The Republic through the ERB, represented by the Office of the Solicitor General, contends that the
foreign jurisprudence cited by MERALCO in support of its position is not applicable in this jurisdiction.

WON the cited foreign jurisprudence by respondents is applicable in this case.


No. American decisions and authorities are not per se controlling in this jurisdiction. Our laws must be
construed in accordance with the intention of our own lawmakers and such intent may be deduced from the
language of each law and the context of other local legislation related thereto. More importantly, they must
be construed to serve our own public interest which is the be-all and the end-all of all our laws. And it need
not be stressed that our public interest is distinct and different from others.
43. Central Bank Employees Association vs. Bangko Sentral ng Pilipinas
G.R. No. 148208 December 15, 2004
Puno, J.:


On July 3, 1993, R.A. No. 7653 (the New Central Bank Act) took effect. Petitioner filed a petition to
restrain respondent from further implementing the last proviso in Section 15(c), Article II of R.A. No. 7653, on
the ground that it is unconstitutional.

Petitioner posits that the classification is not reasonable but arbitrary and capricious, and violates the equal
protection clause of the Constitution.

Respondent BSP contends that the provision does not violate the equal protection clause and can stand the
constitutional test, provided it is construed in harmony with other provisions of the same law.

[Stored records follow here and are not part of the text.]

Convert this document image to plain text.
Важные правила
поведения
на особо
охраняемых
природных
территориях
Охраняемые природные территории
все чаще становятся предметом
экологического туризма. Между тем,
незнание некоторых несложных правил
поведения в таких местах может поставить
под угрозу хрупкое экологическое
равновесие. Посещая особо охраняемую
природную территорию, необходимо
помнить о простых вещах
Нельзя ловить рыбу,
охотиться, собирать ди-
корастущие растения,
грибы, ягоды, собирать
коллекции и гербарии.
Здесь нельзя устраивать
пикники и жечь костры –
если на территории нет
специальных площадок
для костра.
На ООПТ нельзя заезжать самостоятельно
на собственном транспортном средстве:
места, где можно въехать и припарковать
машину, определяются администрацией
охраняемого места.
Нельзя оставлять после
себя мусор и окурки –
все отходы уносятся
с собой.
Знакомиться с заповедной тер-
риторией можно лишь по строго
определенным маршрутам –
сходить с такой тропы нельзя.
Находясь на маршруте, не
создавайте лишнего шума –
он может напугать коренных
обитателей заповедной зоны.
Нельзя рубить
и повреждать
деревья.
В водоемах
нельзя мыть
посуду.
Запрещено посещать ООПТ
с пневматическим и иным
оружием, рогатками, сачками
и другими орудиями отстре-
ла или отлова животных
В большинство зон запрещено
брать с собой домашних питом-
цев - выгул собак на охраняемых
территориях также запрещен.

Issue: Whether the last paragraph of Section 15(c), Article II of R.A. No. 7653, runs afoul of the constitutional
mandate that "No person shall be . . . denied the equal protection of the laws."

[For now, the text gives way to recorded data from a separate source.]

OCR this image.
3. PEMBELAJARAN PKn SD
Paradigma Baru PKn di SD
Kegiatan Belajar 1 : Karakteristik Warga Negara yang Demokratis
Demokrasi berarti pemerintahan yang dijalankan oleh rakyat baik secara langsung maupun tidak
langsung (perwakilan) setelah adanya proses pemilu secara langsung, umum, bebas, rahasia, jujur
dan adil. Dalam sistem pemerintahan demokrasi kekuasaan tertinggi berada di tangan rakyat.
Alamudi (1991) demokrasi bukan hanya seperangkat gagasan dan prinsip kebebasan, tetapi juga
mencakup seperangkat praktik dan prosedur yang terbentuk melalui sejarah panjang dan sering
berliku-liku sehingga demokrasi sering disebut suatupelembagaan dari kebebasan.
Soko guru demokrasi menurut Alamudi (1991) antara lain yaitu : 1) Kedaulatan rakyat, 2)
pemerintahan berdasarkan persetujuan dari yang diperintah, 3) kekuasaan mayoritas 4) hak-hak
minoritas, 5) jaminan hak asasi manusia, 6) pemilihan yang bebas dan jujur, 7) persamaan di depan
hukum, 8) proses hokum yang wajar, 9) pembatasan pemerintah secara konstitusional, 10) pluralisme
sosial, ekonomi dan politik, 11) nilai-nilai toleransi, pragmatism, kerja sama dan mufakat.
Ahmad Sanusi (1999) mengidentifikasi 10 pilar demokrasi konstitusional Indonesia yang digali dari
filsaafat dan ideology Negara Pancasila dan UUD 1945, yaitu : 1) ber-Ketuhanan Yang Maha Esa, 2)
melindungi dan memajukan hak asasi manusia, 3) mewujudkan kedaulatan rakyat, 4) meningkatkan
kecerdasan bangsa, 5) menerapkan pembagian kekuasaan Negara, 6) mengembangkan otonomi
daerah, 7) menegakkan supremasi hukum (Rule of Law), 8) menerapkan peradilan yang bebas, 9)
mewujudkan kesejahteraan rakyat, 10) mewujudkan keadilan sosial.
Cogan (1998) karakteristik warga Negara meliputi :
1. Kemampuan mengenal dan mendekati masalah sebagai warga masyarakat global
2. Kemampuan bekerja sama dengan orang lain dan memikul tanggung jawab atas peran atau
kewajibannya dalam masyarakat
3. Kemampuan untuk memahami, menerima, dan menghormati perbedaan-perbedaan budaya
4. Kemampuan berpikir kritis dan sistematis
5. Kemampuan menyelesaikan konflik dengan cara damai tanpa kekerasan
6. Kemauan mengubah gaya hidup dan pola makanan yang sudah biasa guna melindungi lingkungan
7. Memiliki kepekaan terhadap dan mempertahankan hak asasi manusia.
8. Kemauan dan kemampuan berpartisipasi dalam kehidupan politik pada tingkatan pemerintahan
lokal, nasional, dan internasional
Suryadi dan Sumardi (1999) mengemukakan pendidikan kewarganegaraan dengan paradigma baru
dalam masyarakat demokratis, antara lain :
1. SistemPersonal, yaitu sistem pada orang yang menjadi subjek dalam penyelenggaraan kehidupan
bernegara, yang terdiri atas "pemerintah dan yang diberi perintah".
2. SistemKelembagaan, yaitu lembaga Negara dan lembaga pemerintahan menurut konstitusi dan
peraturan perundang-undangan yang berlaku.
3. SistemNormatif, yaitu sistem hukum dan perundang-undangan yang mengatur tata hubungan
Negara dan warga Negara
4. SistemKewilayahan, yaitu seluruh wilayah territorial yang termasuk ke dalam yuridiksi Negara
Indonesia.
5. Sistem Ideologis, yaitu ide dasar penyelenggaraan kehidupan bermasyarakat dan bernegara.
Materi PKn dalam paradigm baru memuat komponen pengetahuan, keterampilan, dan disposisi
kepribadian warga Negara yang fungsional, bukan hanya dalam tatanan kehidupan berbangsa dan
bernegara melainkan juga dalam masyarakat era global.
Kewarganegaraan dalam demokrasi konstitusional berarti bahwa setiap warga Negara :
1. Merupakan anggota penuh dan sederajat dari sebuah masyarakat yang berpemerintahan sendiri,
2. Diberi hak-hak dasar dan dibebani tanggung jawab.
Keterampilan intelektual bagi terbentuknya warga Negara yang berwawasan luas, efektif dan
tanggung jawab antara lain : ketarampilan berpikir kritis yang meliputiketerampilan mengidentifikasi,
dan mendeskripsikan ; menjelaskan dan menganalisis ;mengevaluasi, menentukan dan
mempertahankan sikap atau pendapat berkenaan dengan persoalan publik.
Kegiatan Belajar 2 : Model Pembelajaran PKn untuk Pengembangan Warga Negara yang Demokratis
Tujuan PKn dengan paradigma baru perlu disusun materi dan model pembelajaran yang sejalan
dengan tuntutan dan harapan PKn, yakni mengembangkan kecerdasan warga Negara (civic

Held: No R.A. 7653 is valid under the present standards of equal protection clause. The constitutionality of a
statute cannot, in every instance, be determined by a mere comparison of its provisions with applicable
provisions of the Constitution, since the statute may be constitutionally valid as applied to one set of facts and
invalid in its application to another. A statute valid at one time may become void at another time because of
altered circumstances. Thus, if a statute in its practical operation becomes arbitrary or confiscatory, its
validity, even though affirmed by a former adjudication, is open to inquiry and investigation in the light of
changed conditions.

Supreme Court cited the U.S. case of Vernon Park Realty v. City of Mount Vernon, 27 where the Court of
Appeals of New York ruled:

While the common council has the right to enact zoning laws designed to promote public health, safety and
general welfare, such power is subject to the constitutional limitation. By the same token, an ordinance valid
when adopted will nevertheless be stricken down as invalid when, at a later time, its operation under
changed conditions proves confiscatory.